Northern Hemisphere Stratospheric Polar Vortex Morphology under Localized Gravity Wave Forcing: A Shape-Based Classification

Abstract. The Northern Hemisphere stratospheric polar vortex (SPV) response to localized gravity wave (GW) forcing remains poorly understood, particularly in terms of its detailed morphology. Here, we investigated geometry-specific impacts of enhanced orographic GW drag in three hotspot regions, the Himalayas, Northwest America, and East Asia, using ensemble simulations with the high-top UA-ICON global circulation model. By classifying daily SPV geometries into ten distinct clusters with a novel unsupervised, shape-based hierarchical clustering framework, we isolated geometry-specific responses using the class contribution method. Our results showed that all hotspot forcings consistently reduce planetary wave 1 (PW1) amplitude and induce a PW1-like displacement of the SPV core, though spatial patterns vary with hotspot location. This response manifested as negative geopotential height (GPH) anomalies within the forced region and positive anomalies to the north, indicating localized SPV edge mixing.
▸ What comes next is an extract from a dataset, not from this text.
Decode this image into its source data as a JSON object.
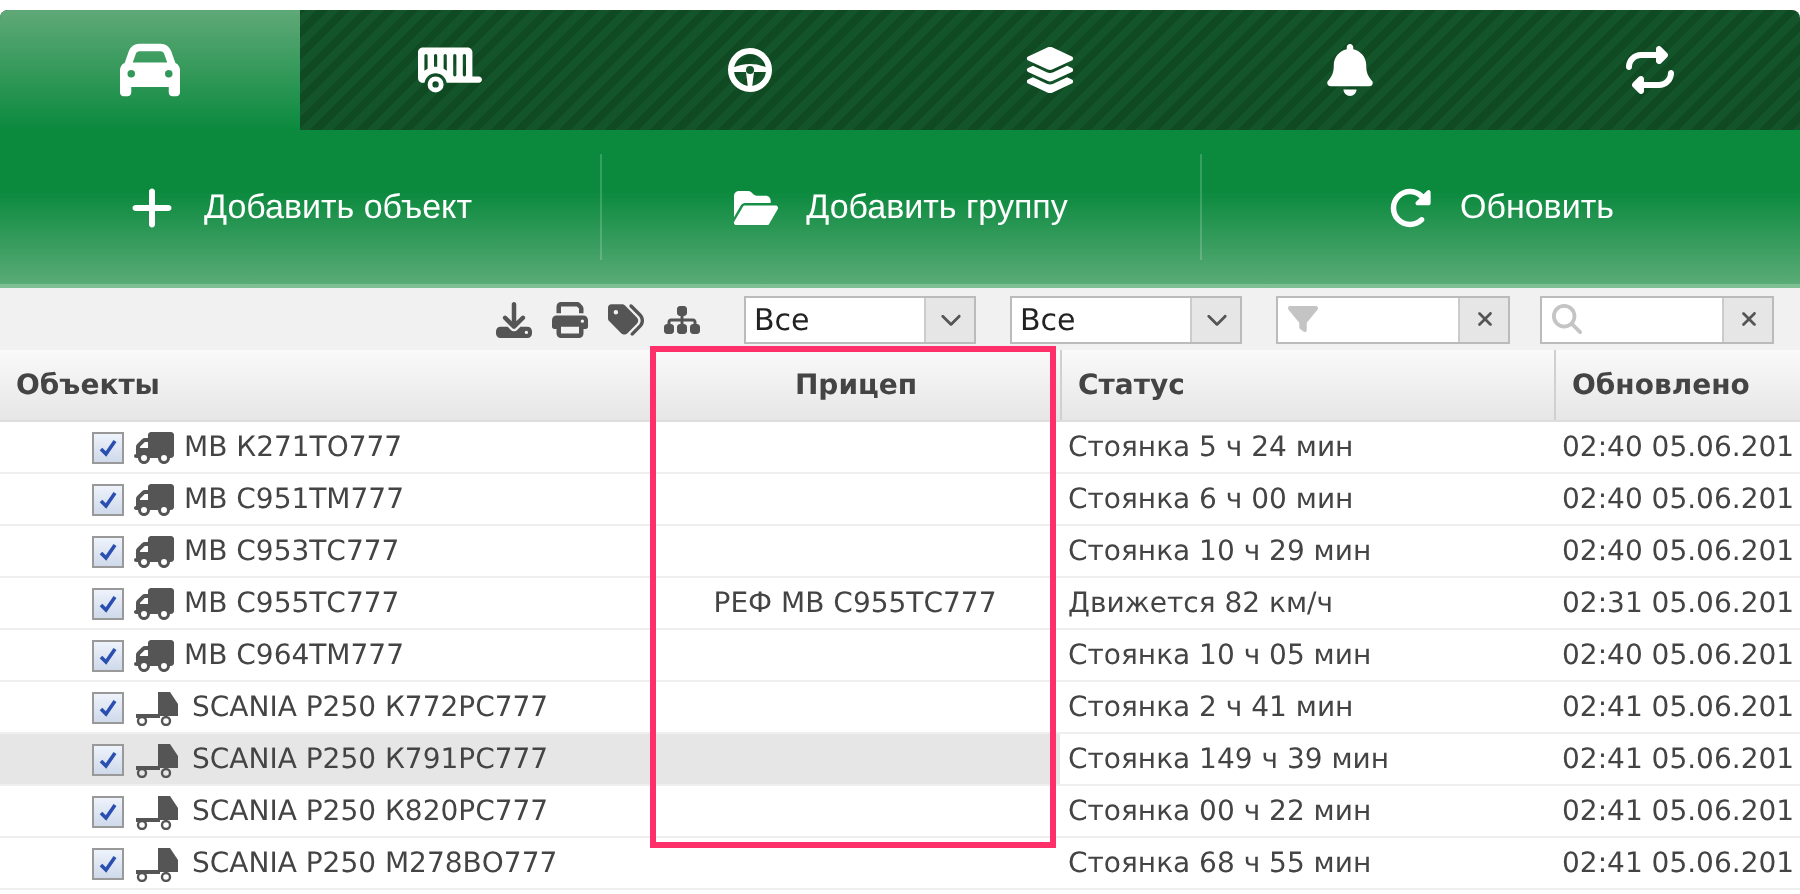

The response was also sensitive to the forcing’s latitudinal position: the Himalayas, as the southernmost hotspot, produced a deepened vortex, while the more poleward Northwest America and East Asia forcings showed similar patterns with greater intrusion of positive GPH anomalies into the vortex core. The forcing reduced PW1 amplitude both by shifting the frequency of specific clusters and altering the mean structure of the most frequent classes. Our results demonstrate that shape-based clustering combined with the class contribution framework can reveal robust, spatially coherent signals that might otherwise be masked by internal variability, providing a new perspective for understanding SPV variability and its predictability.